La musicista, producer e dj canadese si conferma come una delle artiste più interessanti dell’elettronica internazionale: il suo sesto album City of Clowns, prodotto dai Soulwax e da Pierre Guerineau, è un manifesto politico e musicale contro il capitalismo digitale e la relativa sorveglianza
È possibile ballare usando il cervello? Sì, ed è questo quello che cerca di trasmetterci Marie Davidson con il suo nuovo lavoro City of Clowns. L’album, sesto della sua discografia solista, è uscito lo scorso 28 febbraio per l’etichetta Deewee dei guru dell’electro-rock Soulwax, per l’occasione co-produttori insieme al compagno di musica e di vita Pierre Guerineau.
La 38enne musicista, producer e dj canadese che si autodefinisce un’artista che «sfida le norme della musica dance attraverso uno storytelling introspettivo in grado di unire generi diversi che vanno dalla techno all’italo disco», riprende suoni e critica sociale dell’acclamato Working Class Woman, portandoci contemporaneamente sul dancefloor. Questa volta, nel mirino di un disco che la stessa Davidson definisce come il più politico della sua già notevole produzione, c’è la tecnologia. Una tecnologia che non supporta le attività umane, ma che sorveglia fino a controllare menti e azioni, arrivando ad assorbirle e omologarle.
In mezzo a questa realtà (solo fino a un certo punto) distopica, l’artista si muove in modo sciolto e gradevole, proponendo melodie sintetiche dove l’elettronica si mescola a incursioni pop e testi sarcastici, parlati e ipnotici; il tutto senza rinunciare a ritornelli killer. Le intenzioni sono chiare fin dalla prima traccia Validation’s Weight, capace di calare l’ascoltatore in atmosfere claustrofobiche ma sensuali. Un loop che caratterizza anche gli altri brani strumentali come Statistical Modeling e Contrarian.
City of Clowns esplode letteralmente con la successiva e incessante Demolition: il titolo ripetuto ossessivamente, infatti, si trasforma in un mantra per sottolineare il modo in cui i dati digitali invadono il campo dell’umano regolando tempi e relazioni («By the way / I don’t want your cash now / All I want is you / I want your data / Data baby»). Si prosegue in crescendo con Sexy Clown, uno dei pezzi più pop dell’album, in cui Davidson rivendica la propria indipendenza («I’d love to be a bitch? / I’m ever so sorry, I don’t think I fit / Any categories of the given list»).
Questo non è altro che un varco di ingresso alla parte centrale e più intensa, in cui l’ostilità verso le forme di sorveglianza imposte dal business digitale (Push me Fuckhead) si fonde a una riflessione più profonda sulla creazione artistica (Fun Times), quest’ultima accostata alla gravidanza.
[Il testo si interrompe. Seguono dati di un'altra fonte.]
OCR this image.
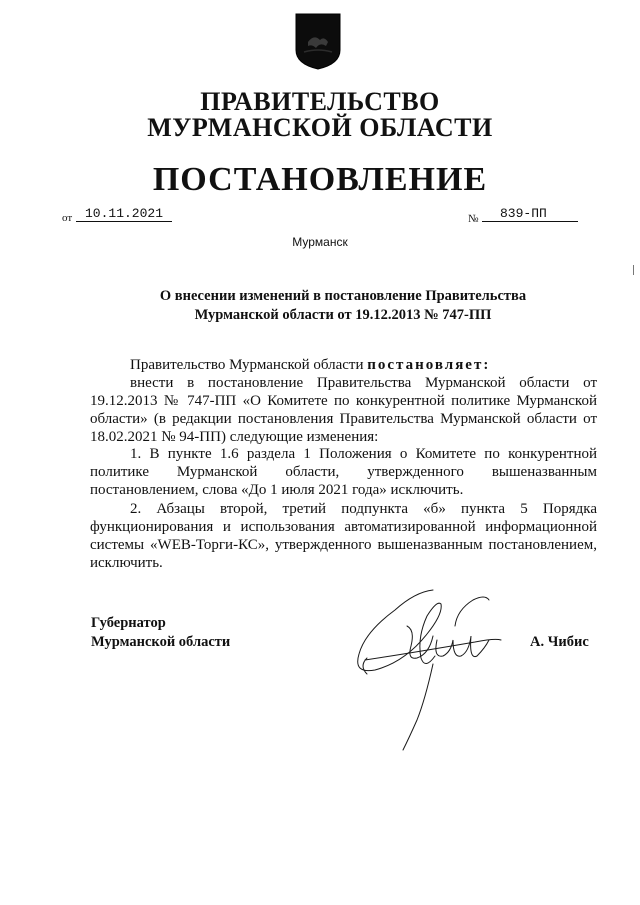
ПРАВИТЕЛЬСТВО
МУРМАНСКОЙ ОБЛАСТИ
ПОСТАНОВЛЕНИЕ
от 10.11.2021	№	839-ПП
Мурманск
О внесении изменений в постановление Правительства
Мурманской области от 19.12.2013 № 747-ПП
Правительство Мурманской области постановляет:
внести в постановление Правительства Мурманской области от 19.12.2013 № 747-ПП «О Комитете по конкурентной политике Мурманской области» (в редакции постановления Правительства Мурманской области от 18.02.2021 № 94-ПП) следующие изменения:
1. В пункте 1.6 раздела 1 Положения о Комитете по конкурентной политике Мурманской области, утвержденного вышеназванным постановлением, слова «До 1 июля 2021 года» исключить.
2. Абзацы второй, третий подпункта «б» пункта 5 Порядка функционирования и использования автоматизированной информационной системы «WEB-Торги-КС», утвержденного вышеназванным постановлением, исключить.
Губернатор
Мурманской области	А. Чибис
L’apoteosi è poi rappresentata da Y.A.A.M., con un enorme FUCK YOU al mondo del music business («Entrepreneurs and producers and freelancers to managers (…) I want your ass on the floor»); un mondo da cui Davidson si dissocia volentieri, affiancandosi invece a chi resta fuori dai canoni ordinari («I stick with the weirdos»).
Se pensate che la chiusura dell’album sia più blanda, vi sbagliate di grosso: anche le ultime due tracce, infatti, mantengono l’asticella altissima. Prima di tutto con Unknowing, dove l’affermazione «You will never catch me» diventa un vero e proprio manifesto artistico. Infine, con l’illuminante remix di Y.A.A.M. firmato dai co-producer Soulwax.
Con City of Clowns, Marie Davidson si conferma una delle artiste più interessanti della musica elettronica internazionale. Un album che, grazie alle sue contaminazioni pop contemporanee, risulta accessibile a un pubblico più vasto senza rinunciare a una forte identità. E senza rinunciare a un attacco intelligente, sottile ma feroce, a quel capitalismo tecnologico in salsa Musk che oggi più che mai sta dimostrando di poter decidere le sorti (ahinoi) dell’umanità.